Verkompliziert wird die Sache auch dadurch, dass der deutsch-französische Airbus-Konzern ganz offiziell bei der Wartung und Ersatzteilversorgung der türkischen A400M-Flotte hilft. Airbus-Mitarbeiter sind dafür bis heute in der türkischen Militärbasis in Kayseri in Zentralanatolien im Einsatz. Aus Spanien, wo die Endmontage der Maschinen stattfindet, kommen offenbar die Ersatzteile.

Airbus setzt Wartung der A400M in Türkei fort

Der Völkerrechtler Kevin Jon Heller von der Universität Kopenhagen hält diese Unterstützung angesichts der Flüge nach Libyen für unzulässig. Er forderte Deutschland und Frankreich bereits im August im Sender "Arte" auf, Airbus "daran zu hindern" weiterhin Serviceleistungen für A400M-Militärfrachter zu leisten, mit denen die Türkei in das Embargoland Libyen fliegt.

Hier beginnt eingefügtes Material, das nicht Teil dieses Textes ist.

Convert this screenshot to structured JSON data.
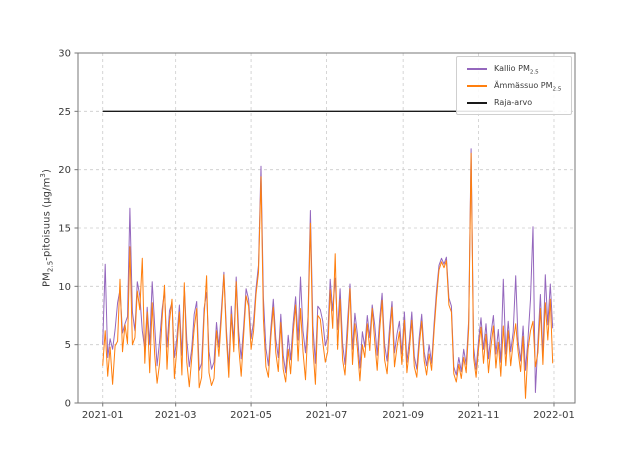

Airbus hatte hingegen versichert, man halte sich an die Gesetze und werde die Wartungs- und Unterstützungsarbeiten in Kayseri fortsetzen.

Die Linken-Abgeordnete Sevim Dagdelen fragte im Oktober auch die Bundesregierung nach den Flügen – zumal stern-Recherchen damals zeigten, dass türkische A400M-Frachter auch kurz vor Ausbruch des Krieges zwischen Aserbaidschan und Armenien in großer Zahl nach Aserbaidschan geflogen waren, trotz eines Embargos der OSZE. Die Bundesregierung wich den Fragen aus. Indirekt verwies sie darauf, dass die Türkei zu den Nato-Partnerländern gehört, mit denen die Bundesrepublik gemeinsam die A400M und auch Hilfe bei deren Wartung bestellt hat. "Die Bundesregierung kommt ihren Bündnisverpflichtungen unter anderem für die europäische und internationale Sicherheit auch im Rahmen von europäischen Gemeinschaftsprojekten und multinationalen Fertigungsprozessen nach", erklärte Staatsminister Michael Roth (SPD) aus dem Außenministerium: "Wie einzelne Unternehmen diesen vorgegebenen Rahmen ausfüllen, obliegt allein den beteiligten Unternehmen."

Neben den Linken kam bisher nur von den Grünen deutlich vernehmliche Kritik an den A400M-Flügen und der Hilfestellung von Airbus. Mit Verweis auch auf die Recherchen des stern und seiner Partner beantragten die Grünen im Bundestag jüngst den Stopp des U-Boot-Programms, an dem Thyssenkrupp bis heute für die türkische Marine arbeitet. Diese Forderung kam am Samstag auch vom griechischen Außenminister Nikos Dendias: „Ich kann wirklich nicht verstehen, warum Deutschland so zurückhaltend dabei ist, seine enorme Wirtschaftsmacht zu nutzen und anderen Ländern ein klares Beispiel zu geben, dass sie das Völkerrecht beachten müssen“, sagte er in einem Interview.